2. In making the evaluating assessment as to whether a grave violation of the right of personality in the sense of this case law is present here, the appeal court has, however, not included in its considerations all the circumstances which give the case its character along with the importance which attaches to them.

It is true that it is to be conceded in favour of the appeal court that the mere publication of the photos in the case - considered in each case on their own – has not led to a violation of the claimant's rights with a degree of gravity which requires the granting of a claim to monetary compensation. However, the violation of the right which the defendant has committed against the claimant goes beyond the mere publication of the photos. It acquires its special gravity from the fact that the defendant, by the repeated publication of the photos of the claimant without his consent, has violated his right to his own image with particular obstinacy and, at least by the last publication, has disregarded the claimant's contrary wishes which were expressly stated to it. Besides the repeated breach of the law by the defendant which consisted in the publication of the photos without consent, there was also therefore a conscious and manifest disregard of the stated wishes of the claimant. Besides this, the defendant was acting for its own commercial advantage. This means that the violation of the right which the defendant has committed against the claimant is, through its intensity, the defendant's motive and the degree of its fault, to be assessed as so grave that it requires the granting of a claim to monetary compensation. The special nature of the violation of the right to one's own image consists in the fact that the victim - in contrast to other cases in which he can perhaps demand the retraction or the correction of a statement infringing his personality right - has at his disposal against such a violation of his right no other defensive option than a claim to monetary compensation. It follows from this that in such a case lower requirements are to be placed than in other cases of a violation of the right of personality on the granting of a claim to compensation.

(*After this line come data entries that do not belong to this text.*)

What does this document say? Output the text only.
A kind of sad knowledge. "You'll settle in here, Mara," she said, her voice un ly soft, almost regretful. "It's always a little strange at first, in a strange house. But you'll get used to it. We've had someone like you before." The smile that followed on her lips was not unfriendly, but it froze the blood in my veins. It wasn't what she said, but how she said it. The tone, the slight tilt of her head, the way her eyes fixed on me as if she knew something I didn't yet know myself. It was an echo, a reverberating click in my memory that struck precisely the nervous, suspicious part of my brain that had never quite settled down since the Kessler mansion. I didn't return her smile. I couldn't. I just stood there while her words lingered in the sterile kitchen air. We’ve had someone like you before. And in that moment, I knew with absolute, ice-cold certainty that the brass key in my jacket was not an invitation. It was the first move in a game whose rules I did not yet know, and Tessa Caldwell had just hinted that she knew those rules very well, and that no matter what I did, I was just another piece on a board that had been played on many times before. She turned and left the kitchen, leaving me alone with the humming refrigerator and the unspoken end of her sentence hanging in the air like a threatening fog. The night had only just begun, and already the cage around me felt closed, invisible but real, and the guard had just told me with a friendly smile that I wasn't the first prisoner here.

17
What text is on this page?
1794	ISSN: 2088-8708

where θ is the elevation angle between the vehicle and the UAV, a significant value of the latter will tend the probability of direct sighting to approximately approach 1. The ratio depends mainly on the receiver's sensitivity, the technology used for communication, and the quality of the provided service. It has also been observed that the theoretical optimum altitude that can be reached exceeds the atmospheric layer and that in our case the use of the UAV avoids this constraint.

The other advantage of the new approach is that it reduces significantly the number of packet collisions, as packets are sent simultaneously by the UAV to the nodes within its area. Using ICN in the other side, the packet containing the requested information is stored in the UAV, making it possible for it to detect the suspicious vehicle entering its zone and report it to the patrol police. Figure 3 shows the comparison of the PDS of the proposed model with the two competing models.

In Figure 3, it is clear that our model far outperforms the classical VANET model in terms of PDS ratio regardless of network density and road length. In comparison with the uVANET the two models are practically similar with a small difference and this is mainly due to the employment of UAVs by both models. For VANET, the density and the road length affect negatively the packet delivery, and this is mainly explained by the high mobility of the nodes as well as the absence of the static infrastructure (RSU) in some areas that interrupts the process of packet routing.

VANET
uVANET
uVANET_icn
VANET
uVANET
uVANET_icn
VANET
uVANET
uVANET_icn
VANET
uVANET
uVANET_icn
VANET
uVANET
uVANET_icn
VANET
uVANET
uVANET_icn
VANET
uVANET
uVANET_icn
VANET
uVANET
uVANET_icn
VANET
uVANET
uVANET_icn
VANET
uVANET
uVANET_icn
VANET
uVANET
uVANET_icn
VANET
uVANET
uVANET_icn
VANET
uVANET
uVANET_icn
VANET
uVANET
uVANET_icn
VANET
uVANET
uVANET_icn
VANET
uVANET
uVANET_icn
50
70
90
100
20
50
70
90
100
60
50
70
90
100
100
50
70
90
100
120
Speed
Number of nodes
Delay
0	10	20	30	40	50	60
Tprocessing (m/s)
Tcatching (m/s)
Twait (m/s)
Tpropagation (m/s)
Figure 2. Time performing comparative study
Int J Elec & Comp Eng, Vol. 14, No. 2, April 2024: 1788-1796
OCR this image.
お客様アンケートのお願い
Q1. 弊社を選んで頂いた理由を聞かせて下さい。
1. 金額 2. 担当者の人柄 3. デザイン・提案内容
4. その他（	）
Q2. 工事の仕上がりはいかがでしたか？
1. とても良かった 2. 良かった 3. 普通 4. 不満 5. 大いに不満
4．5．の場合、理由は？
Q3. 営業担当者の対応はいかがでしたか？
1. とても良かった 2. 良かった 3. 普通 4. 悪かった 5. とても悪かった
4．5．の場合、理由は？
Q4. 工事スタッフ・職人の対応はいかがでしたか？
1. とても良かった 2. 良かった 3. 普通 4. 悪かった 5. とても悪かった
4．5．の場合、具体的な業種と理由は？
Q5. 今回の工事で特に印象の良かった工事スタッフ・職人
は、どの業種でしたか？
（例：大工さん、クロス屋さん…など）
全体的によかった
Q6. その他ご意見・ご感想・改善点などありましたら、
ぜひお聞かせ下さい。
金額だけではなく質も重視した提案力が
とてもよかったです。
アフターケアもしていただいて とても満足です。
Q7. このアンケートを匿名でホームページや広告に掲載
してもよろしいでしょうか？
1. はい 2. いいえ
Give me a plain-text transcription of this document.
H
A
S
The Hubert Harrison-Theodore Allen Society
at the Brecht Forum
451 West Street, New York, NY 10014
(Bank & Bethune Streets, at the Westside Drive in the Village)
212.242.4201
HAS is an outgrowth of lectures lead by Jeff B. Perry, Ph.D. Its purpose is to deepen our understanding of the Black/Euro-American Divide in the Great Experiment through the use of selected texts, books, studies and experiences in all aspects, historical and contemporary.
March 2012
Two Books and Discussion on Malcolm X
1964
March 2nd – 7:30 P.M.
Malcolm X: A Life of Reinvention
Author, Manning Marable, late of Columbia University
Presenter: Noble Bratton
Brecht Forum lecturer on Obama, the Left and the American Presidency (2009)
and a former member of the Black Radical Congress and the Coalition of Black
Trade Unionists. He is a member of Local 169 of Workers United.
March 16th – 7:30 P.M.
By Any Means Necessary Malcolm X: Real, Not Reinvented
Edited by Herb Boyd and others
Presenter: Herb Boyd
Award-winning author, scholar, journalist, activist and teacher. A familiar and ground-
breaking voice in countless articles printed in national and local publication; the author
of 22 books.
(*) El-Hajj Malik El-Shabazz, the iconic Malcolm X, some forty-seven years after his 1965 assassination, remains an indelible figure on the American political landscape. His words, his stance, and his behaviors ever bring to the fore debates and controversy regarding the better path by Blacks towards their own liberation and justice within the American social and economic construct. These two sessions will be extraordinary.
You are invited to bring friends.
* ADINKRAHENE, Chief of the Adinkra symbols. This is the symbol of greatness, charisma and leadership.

The granting of such a claim does not, contrary to the view of the appeal court, fail because of the purpose of the claim. The appeal court sees the function of this claim too narrowly when it states that it is not orientated towards prevention but to fair compensation for the wrong suffered. The appeal court is obviously led to this consideration by an examination which takes account of compensation for pain and suffering (Schmerzensgeld), and therefore through an understanding which does not do justice to the nature and purpose of the claim to monetary compensation discussed here. With this claim, it is really a question not of compensation for pain and suffering under § 847 of the BGB but of a right which derives from the protective function of Arts. 1 and 2 para 1 of the Basic Law. The granting of monetary compensation which, in combination with these provisions, finds its basis in § 823 (1) of the BGB, is founded on the idea that, without such a claim, violations of the general right of personality would frequently remain without a sanction, with the consequence that the legal protection of the personality would atrophy. In contrast to the claim to compensation for pain and suffering, in a claim to monetary compensation for violation of the general right of personality, the angle of satisfaction of the victim is in the foreground. It should also serve prevention. (Senate BGHZ 128, 1ff. = NJW 1995, 861 = LM H. 5/1995 § 823 [Ah] BGB no. 119 and BGH NJW 1996, 984 (in this volume) = LM H. 4/1996 § 823 [Ah] BGB no. 122 each with other references). Both points of view took effect in this case.

III.

The decision about the level of monetary compensation which is accordingly to be paid to the claimant is primarily a matter for the judge of fact (see Senate BGHZ 128, 1ff. - NJW 1995, 861 with further references). The Senate has therefore quashed the appeal judgment on this point and referred the case back in this respect to the appeal court for another hearing and decision.